Explanation of Responses:

* If the form is filed by more than one reporting person, see Instruction 4(b)(v).
** Intentional misstatements or omissions of facts constitute Federal Criminal Violations. See 18 U.S.C. 1001 and 15 U.S.C. 78ff(a).
(1) The Performance Rights were granted on April 9, 2004 for the performance period beginning April 1, 2004 and ending December 31, 2007. The Performance Rights vested on March 3, 2006, when the registrant's Class B Common Stock price averaged, over 20 consecutive days, at least the $22.4775 per share target price set by the Human Resources Committee of the Board. The target price reflects an appreciation of 80% above the $12.4775 market value per share (based on the preceding 20 day average price) at the beginning of the performance period. However, the Performance Rights require continued employment through the end of the performance period so were not eligible to be settled until after the performance period ended and after receipt of the required certification by the registrant's Human Resources Committee, which was received on January 4, 2008. Each Performance Right was the economic equivalent of one share of Class B Common Stock. Two other awards of Performance Rights made in 2004 to Mr. Misner, and previously reported by him, were voluntarily surrendered by him in connection with the registrant's 2005 pay and benefit cost reduction initiative.

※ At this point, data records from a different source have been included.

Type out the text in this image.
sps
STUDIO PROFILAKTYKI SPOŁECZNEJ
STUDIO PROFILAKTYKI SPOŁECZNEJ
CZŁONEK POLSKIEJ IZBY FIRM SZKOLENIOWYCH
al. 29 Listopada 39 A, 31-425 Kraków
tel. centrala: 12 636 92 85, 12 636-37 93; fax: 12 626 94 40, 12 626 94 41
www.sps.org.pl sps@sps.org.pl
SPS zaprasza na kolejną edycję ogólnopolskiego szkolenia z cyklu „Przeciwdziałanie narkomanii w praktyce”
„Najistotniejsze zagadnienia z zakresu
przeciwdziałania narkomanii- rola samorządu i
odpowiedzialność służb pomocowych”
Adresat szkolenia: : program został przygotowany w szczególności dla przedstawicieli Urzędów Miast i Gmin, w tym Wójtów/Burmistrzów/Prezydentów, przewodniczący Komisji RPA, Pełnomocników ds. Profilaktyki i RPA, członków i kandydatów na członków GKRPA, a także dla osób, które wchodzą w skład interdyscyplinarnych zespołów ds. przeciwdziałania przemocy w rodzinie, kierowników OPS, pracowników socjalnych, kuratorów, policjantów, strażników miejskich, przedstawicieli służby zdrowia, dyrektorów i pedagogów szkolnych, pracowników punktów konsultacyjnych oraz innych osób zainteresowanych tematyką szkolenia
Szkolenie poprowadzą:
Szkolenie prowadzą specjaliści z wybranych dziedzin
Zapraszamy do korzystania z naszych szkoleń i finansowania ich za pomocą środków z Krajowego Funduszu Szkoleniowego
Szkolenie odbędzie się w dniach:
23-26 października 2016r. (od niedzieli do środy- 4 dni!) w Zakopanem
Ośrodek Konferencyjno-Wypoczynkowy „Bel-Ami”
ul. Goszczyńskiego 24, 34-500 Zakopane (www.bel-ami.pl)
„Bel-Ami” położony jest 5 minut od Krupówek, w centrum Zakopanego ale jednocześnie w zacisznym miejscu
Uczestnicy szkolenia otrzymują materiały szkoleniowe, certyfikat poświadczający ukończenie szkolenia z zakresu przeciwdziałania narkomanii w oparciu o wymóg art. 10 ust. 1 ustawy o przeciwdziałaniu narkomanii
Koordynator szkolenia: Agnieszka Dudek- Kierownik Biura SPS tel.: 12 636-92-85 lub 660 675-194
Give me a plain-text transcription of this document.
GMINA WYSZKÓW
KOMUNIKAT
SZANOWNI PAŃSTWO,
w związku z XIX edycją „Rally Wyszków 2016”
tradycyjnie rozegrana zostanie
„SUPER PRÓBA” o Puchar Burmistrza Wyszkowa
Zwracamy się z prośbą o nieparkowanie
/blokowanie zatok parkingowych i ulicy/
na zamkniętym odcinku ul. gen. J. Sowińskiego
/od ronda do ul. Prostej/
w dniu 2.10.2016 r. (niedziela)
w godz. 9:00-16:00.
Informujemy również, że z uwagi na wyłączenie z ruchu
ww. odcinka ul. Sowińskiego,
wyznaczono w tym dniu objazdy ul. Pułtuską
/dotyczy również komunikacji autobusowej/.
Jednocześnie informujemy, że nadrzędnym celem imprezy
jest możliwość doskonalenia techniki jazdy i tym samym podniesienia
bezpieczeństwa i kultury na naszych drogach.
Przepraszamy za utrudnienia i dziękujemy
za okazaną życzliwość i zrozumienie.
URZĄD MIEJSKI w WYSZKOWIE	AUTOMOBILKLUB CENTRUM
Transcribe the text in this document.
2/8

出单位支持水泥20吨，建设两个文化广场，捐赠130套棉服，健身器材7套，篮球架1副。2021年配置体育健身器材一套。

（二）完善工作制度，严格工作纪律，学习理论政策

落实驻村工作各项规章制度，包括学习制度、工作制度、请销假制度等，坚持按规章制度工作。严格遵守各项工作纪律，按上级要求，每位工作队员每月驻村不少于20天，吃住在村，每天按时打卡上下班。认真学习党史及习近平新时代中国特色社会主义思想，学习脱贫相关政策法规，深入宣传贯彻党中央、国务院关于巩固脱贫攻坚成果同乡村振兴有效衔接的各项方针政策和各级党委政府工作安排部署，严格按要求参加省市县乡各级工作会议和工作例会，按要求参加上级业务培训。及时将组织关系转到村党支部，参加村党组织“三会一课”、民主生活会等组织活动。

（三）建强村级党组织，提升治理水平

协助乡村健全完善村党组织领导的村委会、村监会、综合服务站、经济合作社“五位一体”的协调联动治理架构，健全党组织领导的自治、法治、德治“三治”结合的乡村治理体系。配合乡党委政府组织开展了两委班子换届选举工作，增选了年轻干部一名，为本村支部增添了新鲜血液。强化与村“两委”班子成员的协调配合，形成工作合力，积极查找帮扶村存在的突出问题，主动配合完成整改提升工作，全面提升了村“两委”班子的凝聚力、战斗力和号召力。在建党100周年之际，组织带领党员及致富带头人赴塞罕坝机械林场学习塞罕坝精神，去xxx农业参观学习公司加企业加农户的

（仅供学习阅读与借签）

(2) Under the program pursuant to which the Performance Rights were issued, the Performance Rights are settled based on the simple average of the closing stock prices of the registrant's Class B Common Stock for the 20 trading days immediately preceding the last day of the performance period (which ended December 31, 2007). As a result, the $25.14 settlement price represents the simple average of the closing stock prices during the 20 trading days ending on and including December 28, 2007 (during which the closing stock prices varied from a low of $21.82 per share to a high of $28.28 per share).